Tea in Our Harbor

Ready for Your Grill This Fourth of July: Broadway Producers

In a way, I pondered, hefting my styrofoam tomahawk, our battle was as much on behalf of British and Irish artists as for our own. They too would not want to see a degraded and vapid theater dominate New York, much less feel that only their exotic accents allowed them to prevail in it. London's award-givers might not be able to tell a good play from a cretinous embarrassment, or a real actor from a simpering gibbon, but plenty of London's artists damn well knew the difference. It wasn't England we wanted to wipe out, but ineptitude, whatever its accent. And who put English ineptitude first? Why, that strange quasi-elite, people of influence who declined to have any faith in their own country and its culture. For them, there had never been an American Revolution, much less an American theater; we still belonged to England.

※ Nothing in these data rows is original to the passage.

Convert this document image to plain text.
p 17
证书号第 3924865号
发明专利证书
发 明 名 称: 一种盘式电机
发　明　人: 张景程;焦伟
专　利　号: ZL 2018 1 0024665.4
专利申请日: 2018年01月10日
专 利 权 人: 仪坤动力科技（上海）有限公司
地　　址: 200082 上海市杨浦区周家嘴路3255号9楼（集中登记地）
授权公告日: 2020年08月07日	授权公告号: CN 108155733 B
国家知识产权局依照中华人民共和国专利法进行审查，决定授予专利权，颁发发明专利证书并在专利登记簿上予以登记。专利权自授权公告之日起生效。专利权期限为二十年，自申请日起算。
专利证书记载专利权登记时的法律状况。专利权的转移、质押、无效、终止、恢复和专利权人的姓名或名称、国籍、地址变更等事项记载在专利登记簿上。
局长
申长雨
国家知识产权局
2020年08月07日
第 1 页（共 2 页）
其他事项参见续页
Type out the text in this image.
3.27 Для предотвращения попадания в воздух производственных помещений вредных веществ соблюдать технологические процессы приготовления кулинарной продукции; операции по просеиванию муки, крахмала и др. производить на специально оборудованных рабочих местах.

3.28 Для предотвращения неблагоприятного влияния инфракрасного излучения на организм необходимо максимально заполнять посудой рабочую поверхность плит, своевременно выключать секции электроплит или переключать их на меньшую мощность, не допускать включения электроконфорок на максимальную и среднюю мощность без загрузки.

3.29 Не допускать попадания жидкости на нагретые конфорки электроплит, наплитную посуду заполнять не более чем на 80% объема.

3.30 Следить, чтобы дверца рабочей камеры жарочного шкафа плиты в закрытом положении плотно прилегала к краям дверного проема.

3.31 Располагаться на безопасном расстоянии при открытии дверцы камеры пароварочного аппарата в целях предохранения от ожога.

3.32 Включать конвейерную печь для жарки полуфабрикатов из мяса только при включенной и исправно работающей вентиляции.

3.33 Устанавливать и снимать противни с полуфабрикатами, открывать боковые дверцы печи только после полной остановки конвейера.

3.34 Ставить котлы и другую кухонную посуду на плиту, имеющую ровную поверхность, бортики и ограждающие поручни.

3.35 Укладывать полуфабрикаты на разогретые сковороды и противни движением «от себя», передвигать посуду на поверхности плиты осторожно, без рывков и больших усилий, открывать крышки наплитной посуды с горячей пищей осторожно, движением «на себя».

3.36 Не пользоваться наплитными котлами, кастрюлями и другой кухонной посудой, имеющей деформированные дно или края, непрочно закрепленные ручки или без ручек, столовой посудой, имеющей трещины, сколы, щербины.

Our fight was with our own Tories, not with the goods they imported.

I summoned my hardy boys and girls to gather round. "Hardy boys and girls," I said, "we will burn no scenery today. Let it stand, right down to the last pathetic cardboard helicopter. Broadway is over. Downtown, and the resident theater movement across the country, have drained away its vitality. Children of hope, we have a country, a life, a tradition, and as much talent and training as the world can demand. Let us create the American theater elsewhere, and make it great. It would have been nice to use these lovely old buildings for the purpose, but the realtors who own them want nothing human inside. Soon they will be condos and mall boutiques, and the real Broadway of the past a memory. All we have to do is create new memories to match it, and our place in history will be as secure. This Broadway, that false memory, will vanish from the world's mind. By 2025, David Hare and Andrew Lloyd Webber will be scholarly footnotes as irrelevant to world theater as Cellier and Stephenson."

"Who?" said a hardy lad.

"My point exactly, Mark Hardy," I replied. "They were once the toast of London. Now— they're toast, and no more likely to be revived than Slag and Aspects of Love."

"What were those?" murmured an awestruck hardy lass.

"Never mind, Jo Hardy," I answered, a shade wearily, for I felt cold, standing so thinly clad by the dawn's early light. "Leave this and come downtown. We have a great deal of creative work to do." Sharing tissues, we wiped the paint off our faces and headed south, no longer caring to destroy what was already dead.